Missouri Governor Jay Nixon today issued an order to instruct officials in his state that the Supreme Court Obergefell v. Hodges ruling “shall be implemented across the executive branch of state government” immediately. I was extremely pleased that he went even further, and argued that it was fundamentally unfair that a LGBT couple could now get married, but at the same time could lose their job or not receive equal access in public services because of their sexual orientation or gender identity. It is time, Nixon said, to add them to Missouri Non-Discrimination law. He’s right, as I’ll explain below.
Somewhere, on the other side of the heartland, Kansas Governor Sam Brownback was issuing a very different sort of executive order, one ostensibly protecting religious liberties of those who disagree with same sex marriages. Many have observed that the latter seems to be a solution in search of a problem, and Barbara Shelley of the Kansas City Star notes the stark difference in the message being sent to businesses and LGBT employees.
What is striking about all of this is how we’ve blurred the line between private expression of religion, on the one hand, and the public/civic realm, on the other. So many people are getting this wrong, both churchy types who disagreed with the Supreme Court, and others in the public realm who seem to want to allow the argument more weight than it probably deserves.

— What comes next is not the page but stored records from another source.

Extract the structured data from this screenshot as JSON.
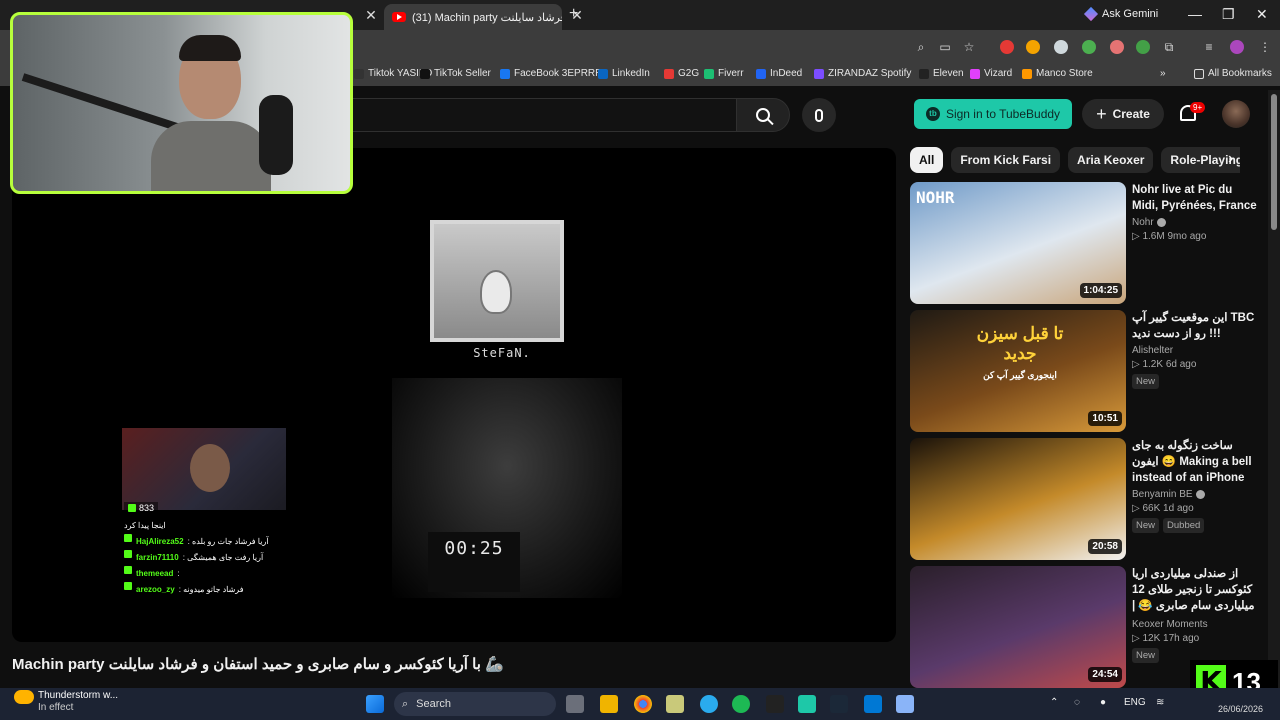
{
  "browser": {
    "active_tab_title": "(31) Machin party فرشاد سایلنت",
    "gemini_label": "Ask Gemini",
    "bookmarks": [
      {
        "label": "Tiktok YASILO",
        "color": "#333333"
      },
      {
        "label": "TikTok Seller",
        "color": "#111111"
      },
      {
        "label": "FaceBook 3EPRRR",
        "color": "#1877f2"
      },
      {
        "label": "LinkedIn",
        "color": "#0a66c2"
      },
      {
        "label": "G2G",
        "color": "#e53935"
      },
      {
        "label": "Fiverr",
        "color": "#1dbf73"
      },
      {
        "label": "InDeed",
        "color": "#2164f3"
      },
      {
        "label": "ZIRANDAZ Spotify",
        "color": "#7c4dff"
      },
      {
        "label": "Eleven",
        "color": "#222222"
      },
      {
        "label": "Vizard",
        "color": "#e040fb"
      },
      {
        "label": "Manco Store",
        "color": "#ff9800"
      }
    ],
    "all_bookmarks_label": "All Bookmarks",
    "more_bookmarks": "»"
  },
  "youtube": {
    "tubebuddy_label": "Sign in to TubeBuddy",
    "create_label": "Create",
    "notification_count": "9+",
    "chips": [
      {
        "label": "All",
        "active": true
      },
      {
        "label": "From Kick Farsi",
        "active": false
      },
      {
        "label": "Aria Keoxer",
        "active": false
      },
      {
        "label": "Role-Playing",
        "active": false
      }
    ],
    "video_title": "Machin party با آریا کئوکسر و سام صابری و حمید استفان و فرشاد سایلنت 🦾"
  },
  "player": {
    "cam_label": "SteFaN.",
    "timer": "00:25",
    "viewer_count": "833",
    "chat": [
      {
        "user": "",
        "text": "اینجا پیدا کرد"
      },
      {
        "user": "HajAlireza52",
        "text": ": آریا فرشاد جات رو بلده"
      },
      {
        "user": "farzin71110",
        "text": ": آریا رفت جای همیشگی"
      },
      {
        "user": "themeead",
        "text": ":"
      },
      {
        "user": "arezoo_zy",
        "text": ": فرشاد جاتو میدونه"
      }
    ]
  },
  "recommendations": [
    {
      "title": "Nohr live at Pic du Midi, Pyrénées, France",
      "channel": "Nohr",
      "verified": true,
      "views": "1.6M",
      "age": "9mo ago",
      "duration": "1:04:25",
      "badges": [],
      "thumb_text": "NOHR",
      "thumb_colors": [
        "#6f9ac8",
        "#dfe7ef",
        "#c9a57a"
      ]
    },
    {
      "title": "این موقعیت گییر آپ TBC رو از دست ندید !!!",
      "channel": "Alishelter",
      "verified": false,
      "views": "1.2K",
      "age": "6d ago",
      "duration": "10:51",
      "badges": [
        "New"
      ],
      "thumb_text": "تا قبل سیزن جدید",
      "thumb_sub": "اینجوری گییر آپ کن",
      "thumb_colors": [
        "#1f1a14",
        "#7a4a1a",
        "#d89a3a"
      ]
    },
    {
      "title": "ساخت زنگوله به جای ایفون 😄 Making a bell instead of an iPhone",
      "channel": "Benyamin BE",
      "verified": true,
      "views": "66K",
      "age": "1d ago",
      "duration": "20:58",
      "badges": [
        "New",
        "Dubbed"
      ],
      "thumb_colors": [
        "#1a120a",
        "#c48a2a",
        "#f1f1f1"
      ]
    },
    {
      "title": "از صندلی میلیاردی اریا کئوکسر تا زنجیر طلای 12 میلیاردی سام صابری 😂 | هایلایت استریم ...",
      "channel": "Keoxer Moments",
      "verified": false,
      "views": "12K",
      "age": "17h ago",
      "duration": "24:54",
      "badges": [
        "New"
      ],
      "thumb_colors": [
        "#2a1f2a",
        "#5a3a6a",
        "#c04a4a"
      ]
    }
  ],
  "taskbar": {
    "weather_title": "Thunderstorm w...",
    "weather_sub": "In effect",
    "search_label": "Search",
    "language": "ENG",
    "date": "26/06/2026",
    "kick_count": "13"
  }
}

This was made perfectly clear today when, during the Nixon ceremony, after he answered several questions from the press, a Pentecostal pastor (Rev. LeRoy Glover of the Pentacostal Church of God in Christ) stood up to voice his objections. Not only did he (wrongly) suggest all Christians were in disagreement with Obergefell (and I was there, in my stole and cross, to witness my support, for instance), but further his stated objections clearly misunderstood the line between private expression of religion and the necessary equality of all in the public realm.
Glover expressed concern that churches and pastors would be forced to bless same sex unions (they won’t be), and he was concerned that a Christian baker might be forced to sell a same sex couple a wedding cake (and perhaps they might be, and arguably should be). Lets explore this a little more:
What is freedom of religion? It is the right of anyone to belong to any faith (or no faith) they choose, to assemble as they wish, to pray the way they want to pray. As long as churches/synagogues/mosques/temples/humanist societies operate in that sphere, they ought to be free to do so unencumbered (so long as they’re not directly harming another person in the process). No one is challenging this. No one has ever forced any church or pastor to participate against their conscience in a marriage ceremony or to sign a marriage license. That doesn’t change with this ruling, nor will it. Ever. And I would fight any effort to compel such a thing (just as I would, as an internal church matter, reject any requirement for PCUSA pastors/churches to participate in any marriage against their conscience).
But that is the private sphere of religion. Once people of faith or religious entities begin to operate in the public sphere, they must be required to follow the law like anyone else.